This is an archived article that was published on sltrib.com in 2013, and information in the article may be outdated. It is provided only for personal research purposes and may not be reprinted.

The House on Tuesday unanimously passed a bill to designate a 'grazing zone' over and around southern Utah's Grand Staircase Escalante National Monument.

HB382 is needed because grazing in the 1.9 million-acre monument is "severely threatened," according to Rep. Mike Noel, R-Kanab, even though this historic use was specifically authorized under the federal monument's 1996 proclamation. The designation is "an opportunity to identify grazing as a very important use and priority use within the Escalante region in Garfield and Kane County," Noel, himself a cattleman, told colleagues Tuesday.
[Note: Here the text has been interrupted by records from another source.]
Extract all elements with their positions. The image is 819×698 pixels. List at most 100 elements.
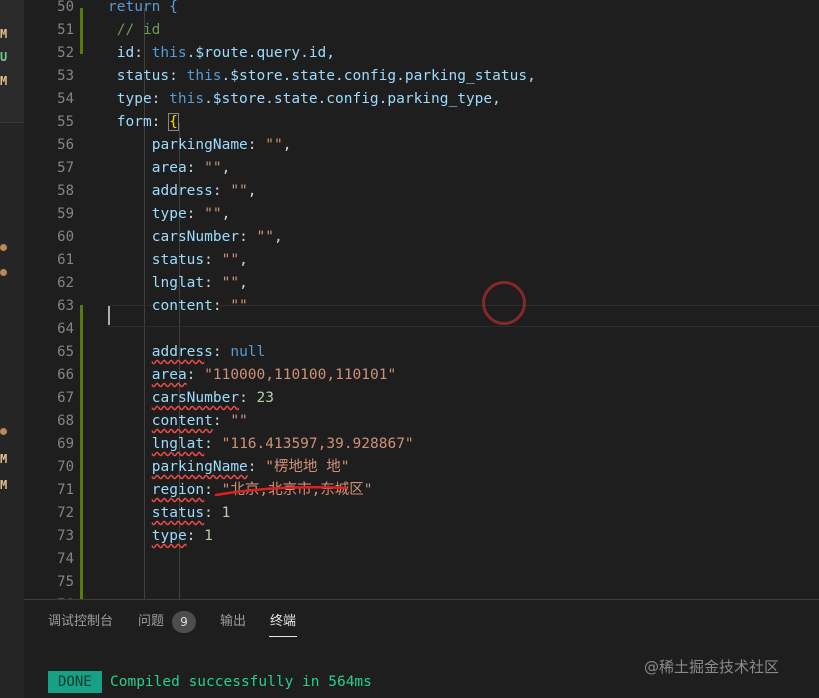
code-token: , (221, 160, 231, 176)
code-line: status: "", (152, 249, 248, 272)
code-token: : (212, 183, 231, 199)
line-number: 61 (57, 252, 74, 268)
line-number: 73 (57, 528, 74, 544)
code-token: : (247, 459, 266, 475)
line-number: 72 (57, 505, 74, 521)
code-line: lnglat: "116.413597,39.928867" (152, 433, 414, 456)
bottom-panel: 调试控制台 问题 9 输出 终端 DONE Compiled successfu… (24, 599, 819, 698)
code-token: : (151, 114, 170, 130)
code-line: id: this.$route.query.id, (117, 42, 335, 65)
code-line: content: "" (152, 410, 248, 433)
tab-debug-console[interactable]: 调试控制台 (48, 613, 113, 631)
code-token: form (116, 114, 152, 130)
code-token: "110000,110100,110101" (204, 367, 397, 383)
line-number: 67 (57, 390, 74, 406)
red-annotation-underline (214, 486, 348, 497)
code-token: "116.413597,39.928867" (221, 436, 414, 452)
code-token: "" (230, 183, 248, 199)
code-token: .$route.query.id, (186, 45, 336, 61)
code-line: area: "", (152, 157, 231, 180)
code-token: : (186, 160, 205, 176)
code-line: address: "", (152, 180, 257, 203)
code-line: type: this.$store.state.config.parking_t… (117, 88, 501, 111)
code-token: status (151, 505, 205, 521)
code-token: null (230, 344, 266, 360)
code-token: id (116, 45, 135, 61)
tab-terminal[interactable]: 终端 (270, 613, 296, 631)
text-cursor (108, 306, 110, 325)
code-token: return { (108, 0, 178, 15)
explorer-strip: M U M M M (0, 0, 24, 698)
code-token: , (239, 275, 248, 291)
code-token: status (151, 252, 205, 268)
git-status-modified: M (0, 74, 8, 88)
code-token: : (186, 206, 205, 222)
git-change-dot-icon (0, 244, 7, 251)
code-token: "" (265, 137, 283, 153)
code-token: lnglat (151, 436, 205, 452)
line-number: 51 (57, 22, 74, 38)
git-gutter-modified (80, 8, 83, 54)
code-token: addres (151, 344, 205, 360)
code-editor[interactable]: 50 return {51// id 52 id: this.$route.query… (24, 0, 819, 599)
code-token: lnglat (151, 275, 205, 291)
line-number: 63 (57, 298, 74, 314)
line-number: 55 (57, 114, 74, 130)
line-number: 74 (57, 551, 74, 567)
code-token: region (151, 482, 205, 498)
line-number: 65 (57, 344, 74, 360)
git-change-dot-icon (0, 269, 7, 276)
code-token: "" (230, 413, 248, 429)
code-line: status: 1 (152, 502, 231, 525)
code-token: , (274, 229, 283, 245)
code-token: parkingName (151, 459, 248, 475)
code-token: , (221, 206, 231, 222)
code-token: : (204, 275, 222, 291)
line-number: 68 (57, 413, 74, 429)
tab-output[interactable]: 输出 (220, 613, 246, 631)
git-change-dot-icon (0, 428, 7, 435)
code-token: type (151, 528, 187, 544)
code-token: content (151, 298, 213, 314)
code-token: status (116, 68, 170, 84)
code-token: { (168, 113, 179, 131)
code-token: s (204, 344, 213, 360)
code-line: carsNumber: 23 (152, 387, 274, 410)
git-status-modified: M (0, 478, 8, 492)
code-token: this (186, 68, 222, 84)
explorer-divider (0, 122, 24, 123)
terminal-output: Compiled successfully in 564ms (110, 674, 372, 690)
code-token: , (239, 252, 248, 268)
code-token: content (151, 413, 213, 429)
code-line: content: "" (152, 295, 248, 318)
done-badge: DONE (48, 671, 102, 693)
code-token: "楞地地 地" (265, 459, 350, 475)
line-number: 58 (57, 183, 74, 199)
code-token: carsNumber (151, 390, 240, 406)
code-line: form: { (116, 111, 179, 134)
line-number: 70 (57, 459, 74, 475)
line-number: 53 (57, 68, 74, 84)
code-token: "" (204, 160, 222, 176)
line-number: 50 (57, 0, 74, 15)
code-line: status: this.$store.state.config.parking… (117, 65, 536, 88)
code-token: , (282, 137, 292, 153)
code-token: : (212, 298, 231, 314)
code-token: "" (221, 252, 240, 268)
code-line: area: "110000,110100,110101" (152, 364, 396, 387)
code-token: 23 (256, 390, 274, 406)
line-number: 71 (57, 482, 74, 498)
code-token: 1 (204, 528, 213, 544)
line-number: 54 (57, 91, 74, 107)
active-tab-indicator (269, 636, 297, 637)
code-token: : (212, 344, 231, 360)
code-token: 1 (221, 505, 231, 521)
code-token: this (151, 45, 187, 61)
git-status-modified: M (0, 27, 8, 41)
line-number: 59 (57, 206, 74, 222)
code-token: .$store.state.config.parking_type, (204, 91, 501, 107)
code-token: : (134, 45, 152, 61)
code-token: .$store.state.config.parking_status, (221, 68, 536, 84)
tab-problems[interactable]: 问题 (138, 613, 164, 631)
watermark: @稀土掘金技术社区 (644, 658, 780, 676)
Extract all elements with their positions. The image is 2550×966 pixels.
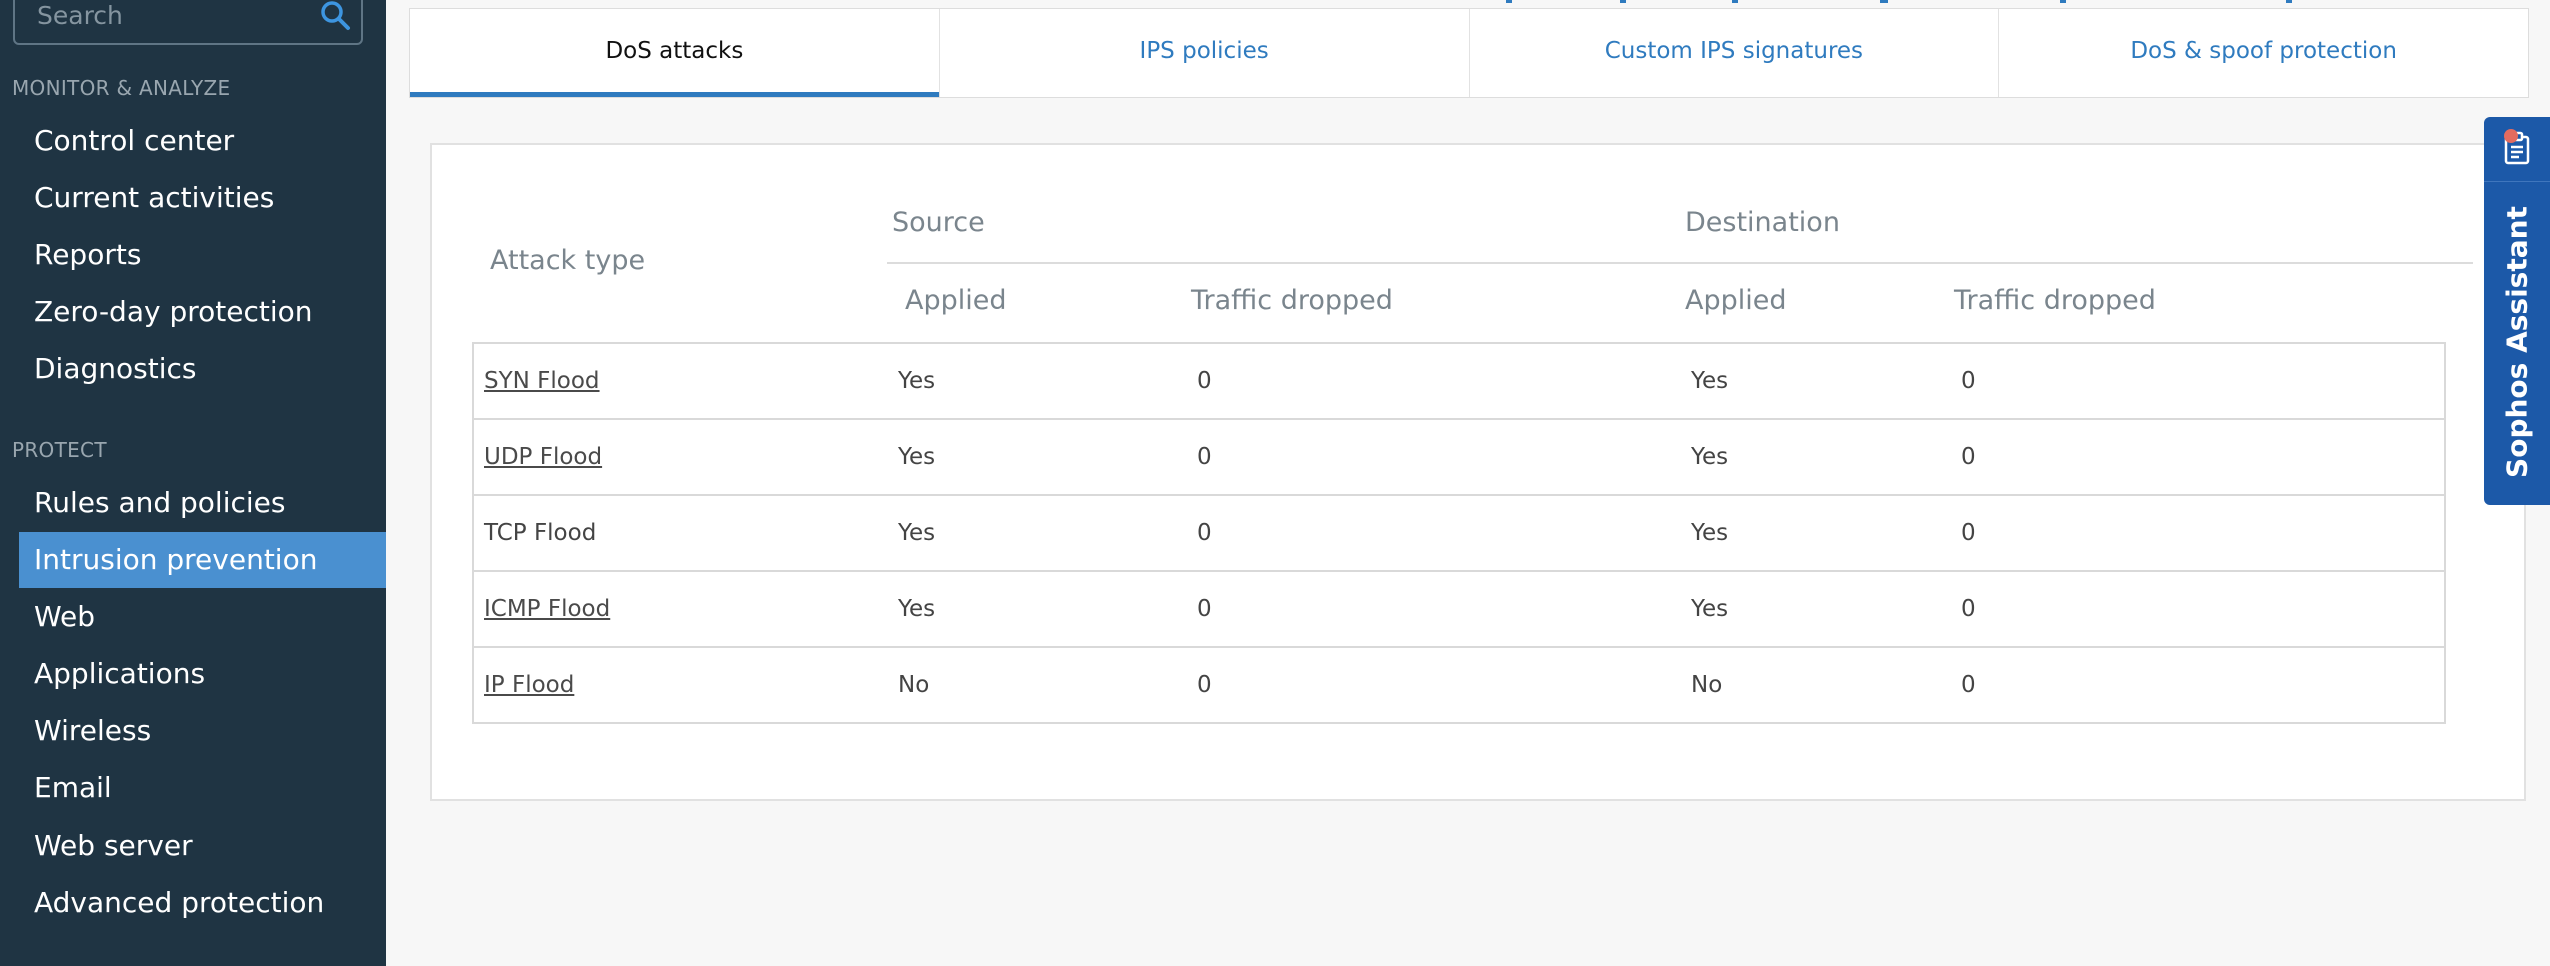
sophos-assistant-tab[interactable]: Sophos Assistant [2484, 117, 2550, 505]
source-applied: Yes [898, 444, 936, 470]
header-source-applied: Applied [905, 285, 1007, 316]
header-destination-traffic-dropped: Traffic dropped [1954, 285, 2156, 316]
assistant-icon-area[interactable] [2484, 117, 2550, 182]
assistant-label: Sophos Assistant [2500, 206, 2534, 478]
destination-traffic-dropped: 0 [1961, 520, 1976, 546]
table-row-tcp-flood: TCP Flood Yes 0 Yes 0 [474, 496, 2444, 572]
attack-link-udp-flood[interactable]: UDP Flood [484, 420, 602, 494]
sidebar-item-applications[interactable]: Applications [19, 646, 386, 702]
tab-custom-ips-signatures[interactable]: Custom IPS signatures [1470, 9, 2000, 97]
source-applied: Yes [898, 596, 936, 622]
clipped-top-text [1506, 0, 2292, 3]
tab-dos-spoof-protection[interactable]: DoS & spoof protection [1999, 9, 2528, 97]
sidebar-item-wireless[interactable]: Wireless [19, 703, 386, 759]
dos-attacks-table: SYN Flood Yes 0 Yes 0 UDP Flood Yes 0 Ye… [472, 342, 2446, 724]
table-row-udp-flood: UDP Flood Yes 0 Yes 0 [474, 420, 2444, 496]
sidebar-item-rules-and-policies[interactable]: Rules and policies [19, 475, 386, 531]
tab-ips-policies[interactable]: IPS policies [940, 9, 1470, 97]
header-destination: Destination [1685, 207, 1840, 238]
sidebar-item-advanced-protection[interactable]: Advanced protection [19, 875, 386, 931]
attack-link-syn-flood[interactable]: SYN Flood [484, 344, 600, 418]
sidebar: MONITOR & ANALYZE Control center Current… [0, 0, 386, 966]
source-traffic-dropped: 0 [1197, 520, 1212, 546]
attack-link-icmp-flood[interactable]: ICMP Flood [484, 572, 610, 646]
source-traffic-dropped: 0 [1197, 596, 1212, 622]
sidebar-item-control-center[interactable]: Control center [19, 113, 386, 169]
tab-bar: DoS attacks IPS policies Custom IPS sign… [409, 8, 2529, 98]
header-source-traffic-dropped: Traffic dropped [1191, 285, 1393, 316]
attack-link-ip-flood[interactable]: IP Flood [484, 648, 574, 722]
search-box [13, 0, 363, 45]
source-applied: No [898, 672, 930, 698]
destination-traffic-dropped: 0 [1961, 444, 1976, 470]
search-input[interactable] [35, 0, 319, 32]
source-traffic-dropped: 0 [1197, 444, 1212, 470]
source-applied: Yes [898, 368, 936, 394]
source-traffic-dropped: 0 [1197, 368, 1212, 394]
sidebar-item-zero-day-protection[interactable]: Zero-day protection [19, 284, 386, 340]
section-title-protect: PROTECT [12, 438, 107, 462]
section-title-monitor: MONITOR & ANALYZE [12, 76, 231, 100]
header-destination-applied: Applied [1685, 285, 1787, 316]
destination-applied: Yes [1691, 596, 1729, 622]
attack-name-tcp-flood: TCP Flood [484, 520, 597, 546]
sidebar-item-reports[interactable]: Reports [19, 227, 386, 283]
source-applied: Yes [898, 520, 936, 546]
sidebar-item-intrusion-prevention[interactable]: Intrusion prevention [19, 532, 386, 588]
sidebar-item-web-server[interactable]: Web server [19, 818, 386, 874]
destination-traffic-dropped: 0 [1961, 368, 1976, 394]
sidebar-item-email[interactable]: Email [19, 760, 386, 816]
sidebar-item-web[interactable]: Web [19, 589, 386, 645]
destination-applied: Yes [1691, 368, 1729, 394]
header-attack-type: Attack type [490, 245, 646, 276]
table-row-icmp-flood: ICMP Flood Yes 0 Yes 0 [474, 572, 2444, 648]
destination-applied: Yes [1691, 520, 1729, 546]
notification-dot [2504, 129, 2518, 143]
destination-traffic-dropped: 0 [1961, 596, 1976, 622]
table-row-ip-flood: IP Flood No 0 No 0 [474, 648, 2444, 722]
sidebar-item-current-activities[interactable]: Current activities [19, 170, 386, 226]
header-divider [887, 262, 2473, 264]
header-source: Source [892, 207, 985, 238]
destination-applied: No [1691, 672, 1723, 698]
destination-traffic-dropped: 0 [1961, 672, 1976, 698]
source-traffic-dropped: 0 [1197, 672, 1212, 698]
destination-applied: Yes [1691, 444, 1729, 470]
table-row-syn-flood: SYN Flood Yes 0 Yes 0 [474, 344, 2444, 420]
dos-attacks-panel: Attack type Source Destination Applied T… [430, 143, 2526, 801]
tab-dos-attacks[interactable]: DoS attacks [410, 9, 940, 97]
search-icon[interactable] [317, 0, 353, 33]
sidebar-item-diagnostics[interactable]: Diagnostics [19, 341, 386, 397]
Noel's claims were backed by lobbyists who alleged that the Bureau of Land Management is not sufficiently accommodating livestock, which forms the backbone of Utah's $16 billion agriculture industry.

"The counties have witnessed time after time where managers have lost their moorings and use the presence of the monument to minimize and take away grazing," Mark Ward, policy director of the Utah Association of Counties, told a House committee on Monday.

But monument manager Rene Berkhoudt, whose staff was not informed of the legislation and was not invited to testify, said he has no idea what these critics are talking about. BLM has taken no steps to reduce grazing allotments, although actual grazing inside the monument has fluctuated over the years in response to changing conditions, said Berkhoudt, reached by phone at his Kanab headquarters.

The monument is home to 82 allotments supporting 102 permittees who used a total 11,000 animal unit months, or AUMs, last year. Some environmental groups do lobby to evict livestock from public land because of overgrazing's toll on taxpayers and a fragile desert ecology. The $1.35 the feds charge per AUM falls far short of covering the grazing program's costs, leading some groups to ridicule public-lands grazing as "welfare ranching."

These groups expect to call for reductions in monument grazing when BLM initiates its long-overdue programmatic review of grazing's environmental impacts this year.

The proposed grazing zone encircles the monument and covers pieces of Glen Canyon National Recreation Area and Dixie National Forest.